I'm not sure if impymonk is completely clueless, or just means something different by "force" than TheEngineer does. In a sense he's right. Acceleration does not cause any forces. It creates a "fictitious force", which is not a force but looks the same in practically every way. If the earth is in free fall, but gravity creates a force on every object at the surface of the earth equal to 9.8 m/s^2 times the objects mass, then a ball I drop accelerates towards the earth's surface at 9.8 m/s^2.
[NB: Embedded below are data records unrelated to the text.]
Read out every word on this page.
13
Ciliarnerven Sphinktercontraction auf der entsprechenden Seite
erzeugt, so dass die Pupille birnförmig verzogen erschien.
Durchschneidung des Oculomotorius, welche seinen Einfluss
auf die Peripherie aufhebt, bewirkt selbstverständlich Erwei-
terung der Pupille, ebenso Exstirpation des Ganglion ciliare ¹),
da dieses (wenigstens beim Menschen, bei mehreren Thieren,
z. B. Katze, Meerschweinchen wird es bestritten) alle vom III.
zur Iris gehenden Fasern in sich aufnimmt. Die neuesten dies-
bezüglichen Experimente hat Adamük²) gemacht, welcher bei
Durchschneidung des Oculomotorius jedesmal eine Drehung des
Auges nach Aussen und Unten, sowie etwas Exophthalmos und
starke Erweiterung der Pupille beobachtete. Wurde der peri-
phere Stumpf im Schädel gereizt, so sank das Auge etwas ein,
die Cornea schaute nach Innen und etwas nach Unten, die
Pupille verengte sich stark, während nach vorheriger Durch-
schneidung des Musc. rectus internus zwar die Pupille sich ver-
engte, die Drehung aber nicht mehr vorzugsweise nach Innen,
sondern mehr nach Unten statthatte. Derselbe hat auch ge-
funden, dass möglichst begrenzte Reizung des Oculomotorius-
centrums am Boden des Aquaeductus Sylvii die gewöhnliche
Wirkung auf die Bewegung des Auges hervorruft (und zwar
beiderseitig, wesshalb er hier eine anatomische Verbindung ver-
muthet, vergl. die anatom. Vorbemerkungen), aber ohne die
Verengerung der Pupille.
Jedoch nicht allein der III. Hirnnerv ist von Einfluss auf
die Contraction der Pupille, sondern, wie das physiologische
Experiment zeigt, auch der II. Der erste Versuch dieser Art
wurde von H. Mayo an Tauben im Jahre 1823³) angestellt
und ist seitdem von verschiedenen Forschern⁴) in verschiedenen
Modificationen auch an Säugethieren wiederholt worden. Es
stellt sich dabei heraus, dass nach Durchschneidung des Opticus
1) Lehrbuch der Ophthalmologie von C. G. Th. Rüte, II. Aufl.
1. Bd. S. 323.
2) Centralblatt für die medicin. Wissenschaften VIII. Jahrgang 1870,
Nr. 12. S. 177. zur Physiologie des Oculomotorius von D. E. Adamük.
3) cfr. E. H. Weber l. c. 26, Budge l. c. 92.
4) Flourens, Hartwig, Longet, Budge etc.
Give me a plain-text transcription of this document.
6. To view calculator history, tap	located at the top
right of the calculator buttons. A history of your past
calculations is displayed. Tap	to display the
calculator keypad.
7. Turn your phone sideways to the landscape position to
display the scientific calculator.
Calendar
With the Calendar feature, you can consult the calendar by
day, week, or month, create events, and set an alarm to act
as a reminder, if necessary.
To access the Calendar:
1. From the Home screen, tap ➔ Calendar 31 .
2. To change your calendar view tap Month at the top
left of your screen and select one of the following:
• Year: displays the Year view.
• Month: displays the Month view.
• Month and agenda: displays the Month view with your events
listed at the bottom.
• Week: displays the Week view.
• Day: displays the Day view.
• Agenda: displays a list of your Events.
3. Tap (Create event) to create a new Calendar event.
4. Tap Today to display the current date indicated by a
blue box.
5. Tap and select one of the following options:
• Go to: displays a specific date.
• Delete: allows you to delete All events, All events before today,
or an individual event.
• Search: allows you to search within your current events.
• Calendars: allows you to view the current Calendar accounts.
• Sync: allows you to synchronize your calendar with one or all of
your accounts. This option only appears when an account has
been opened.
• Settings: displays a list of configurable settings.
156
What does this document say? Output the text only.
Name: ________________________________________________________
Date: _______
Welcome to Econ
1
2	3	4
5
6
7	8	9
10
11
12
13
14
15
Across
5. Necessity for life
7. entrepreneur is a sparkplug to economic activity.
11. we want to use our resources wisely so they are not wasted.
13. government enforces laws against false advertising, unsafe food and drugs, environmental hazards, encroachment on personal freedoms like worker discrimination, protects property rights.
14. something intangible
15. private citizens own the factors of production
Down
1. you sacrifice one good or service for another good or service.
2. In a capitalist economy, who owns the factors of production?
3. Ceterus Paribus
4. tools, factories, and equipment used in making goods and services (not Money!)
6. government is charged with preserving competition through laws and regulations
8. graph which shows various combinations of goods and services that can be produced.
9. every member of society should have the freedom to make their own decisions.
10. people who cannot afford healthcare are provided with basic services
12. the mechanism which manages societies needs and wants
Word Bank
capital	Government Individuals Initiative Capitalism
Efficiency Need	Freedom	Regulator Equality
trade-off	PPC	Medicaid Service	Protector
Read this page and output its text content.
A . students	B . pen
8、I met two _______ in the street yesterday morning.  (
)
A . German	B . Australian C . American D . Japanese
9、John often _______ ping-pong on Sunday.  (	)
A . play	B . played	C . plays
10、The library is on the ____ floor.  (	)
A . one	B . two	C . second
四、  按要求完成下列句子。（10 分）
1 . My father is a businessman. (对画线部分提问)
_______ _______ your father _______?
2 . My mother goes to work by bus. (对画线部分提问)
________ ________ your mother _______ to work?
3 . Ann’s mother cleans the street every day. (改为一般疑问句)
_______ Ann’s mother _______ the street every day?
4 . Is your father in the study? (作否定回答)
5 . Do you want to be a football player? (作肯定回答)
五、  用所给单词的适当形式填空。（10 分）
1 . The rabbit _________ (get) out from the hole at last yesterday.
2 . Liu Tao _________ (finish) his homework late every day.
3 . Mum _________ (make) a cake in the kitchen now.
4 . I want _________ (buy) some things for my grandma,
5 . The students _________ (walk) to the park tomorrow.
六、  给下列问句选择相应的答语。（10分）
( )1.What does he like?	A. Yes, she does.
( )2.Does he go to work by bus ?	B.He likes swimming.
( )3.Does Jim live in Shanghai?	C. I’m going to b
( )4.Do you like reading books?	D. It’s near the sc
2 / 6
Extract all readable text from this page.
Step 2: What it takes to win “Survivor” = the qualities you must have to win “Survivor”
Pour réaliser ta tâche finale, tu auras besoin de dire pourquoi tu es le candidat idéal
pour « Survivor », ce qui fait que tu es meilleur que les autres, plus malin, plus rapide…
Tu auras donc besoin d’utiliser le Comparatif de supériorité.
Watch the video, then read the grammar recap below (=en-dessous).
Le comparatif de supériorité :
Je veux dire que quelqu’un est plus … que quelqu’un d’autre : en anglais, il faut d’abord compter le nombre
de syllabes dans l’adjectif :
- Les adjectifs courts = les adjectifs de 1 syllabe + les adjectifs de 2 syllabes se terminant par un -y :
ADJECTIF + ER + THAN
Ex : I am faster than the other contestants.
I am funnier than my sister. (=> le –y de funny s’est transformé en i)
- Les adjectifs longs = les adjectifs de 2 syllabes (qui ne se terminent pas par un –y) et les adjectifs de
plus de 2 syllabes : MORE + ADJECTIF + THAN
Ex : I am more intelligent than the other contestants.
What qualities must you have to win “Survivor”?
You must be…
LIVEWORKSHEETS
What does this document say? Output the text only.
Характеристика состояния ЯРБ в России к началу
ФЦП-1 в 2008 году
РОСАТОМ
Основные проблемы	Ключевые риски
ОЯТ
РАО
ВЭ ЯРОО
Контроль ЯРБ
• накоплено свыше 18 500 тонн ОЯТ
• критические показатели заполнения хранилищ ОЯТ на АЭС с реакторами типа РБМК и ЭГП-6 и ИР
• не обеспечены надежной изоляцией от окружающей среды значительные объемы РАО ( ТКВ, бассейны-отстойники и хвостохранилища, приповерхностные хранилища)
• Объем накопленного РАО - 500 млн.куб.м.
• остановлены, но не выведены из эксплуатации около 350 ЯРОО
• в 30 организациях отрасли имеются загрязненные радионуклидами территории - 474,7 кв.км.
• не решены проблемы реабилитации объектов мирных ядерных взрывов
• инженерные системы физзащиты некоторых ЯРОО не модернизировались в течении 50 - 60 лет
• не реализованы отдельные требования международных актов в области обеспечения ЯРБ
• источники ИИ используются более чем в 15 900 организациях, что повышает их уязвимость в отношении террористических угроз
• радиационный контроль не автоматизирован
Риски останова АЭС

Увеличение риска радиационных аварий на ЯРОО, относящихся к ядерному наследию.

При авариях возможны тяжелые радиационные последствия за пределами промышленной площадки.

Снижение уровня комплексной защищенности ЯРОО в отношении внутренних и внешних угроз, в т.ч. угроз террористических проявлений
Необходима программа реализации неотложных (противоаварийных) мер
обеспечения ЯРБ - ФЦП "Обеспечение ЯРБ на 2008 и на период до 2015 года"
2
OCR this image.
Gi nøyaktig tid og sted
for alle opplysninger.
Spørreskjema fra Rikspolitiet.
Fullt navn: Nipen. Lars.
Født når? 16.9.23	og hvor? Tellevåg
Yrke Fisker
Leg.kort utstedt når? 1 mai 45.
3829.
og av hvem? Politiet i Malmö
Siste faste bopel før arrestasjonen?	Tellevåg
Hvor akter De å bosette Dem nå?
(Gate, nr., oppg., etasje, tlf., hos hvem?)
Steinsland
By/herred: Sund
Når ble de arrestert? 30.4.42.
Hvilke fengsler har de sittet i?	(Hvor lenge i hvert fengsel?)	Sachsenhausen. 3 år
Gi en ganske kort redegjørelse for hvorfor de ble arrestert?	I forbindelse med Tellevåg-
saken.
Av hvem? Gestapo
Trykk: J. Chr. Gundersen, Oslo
If, on the otherhand, there is no such thing as gravity, and the earth is accelerating at 9.8 m/s^2, then if I drop a ball, it feels no force, and therefore (by Newton's laws) remains moving at constant velocity. However, the earth accelerates towards it at 9.8 m/s^2. Since I'm standing on the earth, and have no good frame of reference other than the earth, I can't tell the difference simply by looking at my immediate surroundings. In the reference frame of the accelerating earth (or whatever) we say that it feels a fictitious force - something which is not actually a force, but acts like one because we are looking at things in a non-inertial frame of reference.
So the FEers (at least on this website) have a fairly good understanding of physics, and believe in Newton's laws of motion (just not his laws of gravitation). Some of the REers, by contrast, do not.